David Ignatius came to the same realization in yesterday’s Washington Post, wondering how we got to the new default, and wondering why no one seems particularly concerned about it:
Every war brings its own deformations, but consider this disturbing fact about America’s war against al-Qaeda: It has become easier, politically and legally, for the United States to kill suspected terrorists than to capture and interrogate them. …
The pace of drone attacks on the tribal areas has increased sharply during the Obama presidency, with more assaults in September and October of this year than in all of 2008. At the same time, efforts to capture al-Qaeda suspects have virtually stopped. Indeed, if CIA operatives were to snatch a terrorist tomorrow, the agency wouldn’t be sure where it could detain him for interrogation.
Michael Hayden, a former director of the CIA, frames the puzzle this way: “Have we made detention and interrogation so legally difficult and politically risky that our default option is to kill our adversaries rather than capture and interrogate them?”
It’s curious why the American public seems so comfortable with a tactic that arguably is a form of long-range assassination, after the furor about the CIA’s use of nonlethal methods known as “enhanced interrogation.” When Israel adopted an approach of “targeted killing” against Hamas and other terrorist adversaries, it provoked an extensive debate there and abroad.
This isn’t a deformation of war; it’s a deformation of politics. And it really isn’t directly related to the enhanced interrogation techniques at all, but to the insistence of political leadership and the federal courts to insist on a jurisdiction that flies in the face of two centuries of American military and legal tradition. Pushing terrorists like Khalid Sheikh Mohammed and Ahmed Ghailani through federal courts perverts the normal operation of war, especially by imposing the same kind of legal liabilities used to restrict law enforcement in regard to American citizens and residents.
We have made it more costly and more difficult to capture terrorists, a task with plenty of difficulty already. Once we capture them, the courts and this administration have made it clear that they have to be treated like a suspect in a criminal investigation rather than a foreign enemy of war.

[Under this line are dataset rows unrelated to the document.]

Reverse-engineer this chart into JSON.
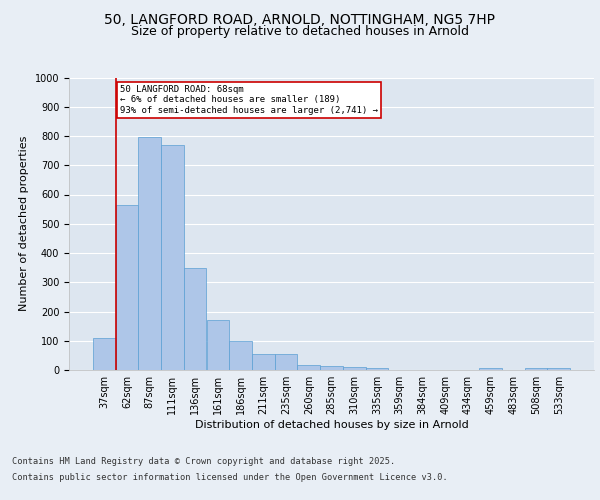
{
  "title_line1": "50, LANGFORD ROAD, ARNOLD, NOTTINGHAM, NG5 7HP",
  "title_line2": "Size of property relative to detached houses in Arnold",
  "xlabel": "Distribution of detached houses by size in Arnold",
  "ylabel": "Number of detached properties",
  "categories": [
    "37sqm",
    "62sqm",
    "87sqm",
    "111sqm",
    "136sqm",
    "161sqm",
    "186sqm",
    "211sqm",
    "235sqm",
    "260sqm",
    "285sqm",
    "310sqm",
    "335sqm",
    "359sqm",
    "384sqm",
    "409sqm",
    "434sqm",
    "459sqm",
    "483sqm",
    "508sqm",
    "533sqm"
  ],
  "values": [
    110,
    565,
    795,
    770,
    350,
    170,
    100,
    55,
    55,
    18,
    13,
    10,
    8,
    0,
    0,
    0,
    0,
    8,
    0,
    8,
    8
  ],
  "bar_color": "#aec6e8",
  "bar_edge_color": "#5a9fd4",
  "bar_linewidth": 0.5,
  "vline_x_index": 1,
  "vline_color": "#cc0000",
  "annotation_text": "50 LANGFORD ROAD: 68sqm\n← 6% of detached houses are smaller (189)\n93% of semi-detached houses are larger (2,741) →",
  "annotation_box_color": "#ffffff",
  "annotation_box_edgecolor": "#cc0000",
  "annotation_fontsize": 6.5,
  "ylim": [
    0,
    1000
  ],
  "yticks": [
    0,
    100,
    200,
    300,
    400,
    500,
    600,
    700,
    800,
    900,
    1000
  ],
  "bg_color": "#dde6f0",
  "fig_bg_color": "#e8eef5",
  "grid_color": "#ffffff",
  "footer_line1": "Contains HM Land Registry data © Crown copyright and database right 2025.",
  "footer_line2": "Contains public sector information licensed under the Open Government Licence v3.0.",
  "footer_fontsize": 6.2,
  "title_fontsize1": 10,
  "title_fontsize2": 9,
  "xlabel_fontsize": 8,
  "ylabel_fontsize": 8,
  "tick_fontsize": 7
}
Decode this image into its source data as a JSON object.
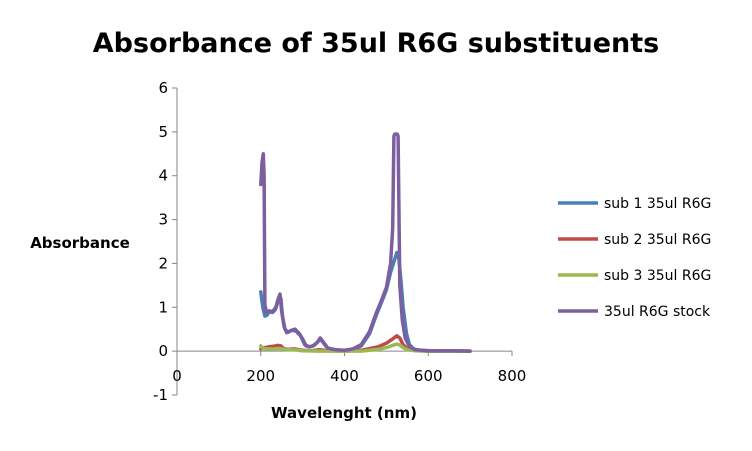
{
  "chart_data": {
    "type": "line",
    "title": "Absorbance  of 35ul R6G substituents",
    "xlabel": "Wavelenght (nm)",
    "ylabel": "Absorbance",
    "xlim": [
      0,
      800
    ],
    "ylim": [
      -1,
      6
    ],
    "xticks": [
      "0",
      "200",
      "400",
      "600",
      "800"
    ],
    "yticks": [
      "-1",
      "0",
      "1",
      "2",
      "3",
      "4",
      "5",
      "6"
    ],
    "grid": false,
    "legend_position": "right",
    "series": [
      {
        "name": "sub 1 35ul R6G",
        "color": "#4a7ebb",
        "points": [
          [
            200,
            1.35
          ],
          [
            205,
            1.0
          ],
          [
            210,
            0.8
          ],
          [
            215,
            0.82
          ],
          [
            220,
            0.9
          ],
          [
            228,
            0.88
          ],
          [
            235,
            0.95
          ],
          [
            242,
            1.15
          ],
          [
            248,
            1.2
          ],
          [
            252,
            0.8
          ],
          [
            258,
            0.5
          ],
          [
            265,
            0.43
          ],
          [
            275,
            0.48
          ],
          [
            285,
            0.45
          ],
          [
            295,
            0.35
          ],
          [
            305,
            0.15
          ],
          [
            315,
            0.1
          ],
          [
            325,
            0.12
          ],
          [
            335,
            0.2
          ],
          [
            342,
            0.28
          ],
          [
            350,
            0.18
          ],
          [
            360,
            0.06
          ],
          [
            380,
            0.02
          ],
          [
            400,
            0.02
          ],
          [
            420,
            0.04
          ],
          [
            440,
            0.12
          ],
          [
            460,
            0.4
          ],
          [
            475,
            0.8
          ],
          [
            490,
            1.15
          ],
          [
            500,
            1.4
          ],
          [
            510,
            1.8
          ],
          [
            520,
            2.1
          ],
          [
            525,
            2.25
          ],
          [
            530,
            2.1
          ],
          [
            535,
            1.6
          ],
          [
            540,
            1.0
          ],
          [
            548,
            0.4
          ],
          [
            555,
            0.15
          ],
          [
            565,
            0.05
          ],
          [
            580,
            0.02
          ],
          [
            600,
            0.01
          ],
          [
            650,
            0.01
          ],
          [
            700,
            0.0
          ]
        ]
      },
      {
        "name": "sub 2 35ul R6G",
        "color": "#be4b48",
        "points": [
          [
            200,
            0.05
          ],
          [
            210,
            0.08
          ],
          [
            220,
            0.1
          ],
          [
            230,
            0.11
          ],
          [
            240,
            0.13
          ],
          [
            248,
            0.12
          ],
          [
            255,
            0.05
          ],
          [
            265,
            0.04
          ],
          [
            280,
            0.05
          ],
          [
            300,
            0.02
          ],
          [
            320,
            0.01
          ],
          [
            340,
            0.03
          ],
          [
            360,
            0.01
          ],
          [
            400,
            0.0
          ],
          [
            440,
            0.02
          ],
          [
            480,
            0.1
          ],
          [
            500,
            0.18
          ],
          [
            515,
            0.28
          ],
          [
            525,
            0.35
          ],
          [
            532,
            0.3
          ],
          [
            540,
            0.15
          ],
          [
            550,
            0.05
          ],
          [
            570,
            0.01
          ],
          [
            600,
            0.0
          ],
          [
            700,
            0.0
          ]
        ]
      },
      {
        "name": "sub 3 35ul R6G",
        "color": "#98b954",
        "points": [
          [
            200,
            0.12
          ],
          [
            205,
            0.06
          ],
          [
            215,
            0.05
          ],
          [
            230,
            0.05
          ],
          [
            245,
            0.06
          ],
          [
            260,
            0.03
          ],
          [
            280,
            0.03
          ],
          [
            300,
            0.01
          ],
          [
            340,
            0.0
          ],
          [
            400,
            0.0
          ],
          [
            440,
            0.0
          ],
          [
            480,
            0.04
          ],
          [
            500,
            0.08
          ],
          [
            515,
            0.13
          ],
          [
            525,
            0.16
          ],
          [
            532,
            0.14
          ],
          [
            540,
            0.08
          ],
          [
            550,
            0.03
          ],
          [
            570,
            0.01
          ],
          [
            600,
            0.0
          ],
          [
            700,
            0.0
          ]
        ]
      },
      {
        "name": "35ul R6G stock",
        "color": "#7d5fa0",
        "points": [
          [
            200,
            3.8
          ],
          [
            203,
            4.3
          ],
          [
            206,
            4.5
          ],
          [
            208,
            4.0
          ],
          [
            210,
            1.05
          ],
          [
            214,
            0.88
          ],
          [
            220,
            0.92
          ],
          [
            228,
            0.9
          ],
          [
            236,
            1.0
          ],
          [
            242,
            1.2
          ],
          [
            246,
            1.3
          ],
          [
            250,
            0.9
          ],
          [
            256,
            0.55
          ],
          [
            262,
            0.42
          ],
          [
            272,
            0.47
          ],
          [
            282,
            0.5
          ],
          [
            292,
            0.4
          ],
          [
            300,
            0.28
          ],
          [
            308,
            0.12
          ],
          [
            318,
            0.1
          ],
          [
            328,
            0.14
          ],
          [
            335,
            0.2
          ],
          [
            342,
            0.3
          ],
          [
            350,
            0.2
          ],
          [
            360,
            0.07
          ],
          [
            380,
            0.03
          ],
          [
            400,
            0.02
          ],
          [
            420,
            0.05
          ],
          [
            440,
            0.15
          ],
          [
            460,
            0.45
          ],
          [
            475,
            0.85
          ],
          [
            490,
            1.2
          ],
          [
            500,
            1.45
          ],
          [
            510,
            2.0
          ],
          [
            515,
            2.8
          ],
          [
            518,
            4.9
          ],
          [
            520,
            4.95
          ],
          [
            526,
            4.95
          ],
          [
            528,
            4.9
          ],
          [
            532,
            1.5
          ],
          [
            538,
            0.7
          ],
          [
            545,
            0.3
          ],
          [
            555,
            0.1
          ],
          [
            570,
            0.03
          ],
          [
            600,
            0.01
          ],
          [
            650,
            0.01
          ],
          [
            700,
            0.0
          ]
        ]
      }
    ]
  }
}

Thanks to exposures in the media over the past few years, we can no longer hold them in secure and secret facilities while we get intel from them. Barack Obama has all but made adding to Gitmo’s population impossible, so where do we hold terrorists if we do manage to capture them? The only other option is rendition, which the current administration has left as a possible option but which is almost as politically impossible as adding to Gitmo.
Ignatius still doesn’t quite understand how we got here:
Don’t misunderstand me: It’s not that the Obama administration’s limits on detention and interrogation are wrong. They have applied clear guidelines to what had been, before 2006, a murky area. The problem is that these rules, and the wariness of getting into more trouble, have had the perverse effect of encouraging the CIA to adopt a more lethal and less supple policy than before.
The limits on interrogation are debatable, but those aren’t the problem. We’re not killing terrorists rather than capturing them because we’re restricting interrogation to the Army Field Manual, which has nothing to do with later adjudication; we’re killing them because we have no real rational place to put them. That’s due entirely to Obama’s detention policies and the judiciary’s arrogation of jurisdiction. Thanks to the mess created by the Holder DoJ, we have no way to process them even if we did.
All of this was utterly predictable …. as is the befuddlement of Ignatius as to how we came to this pass.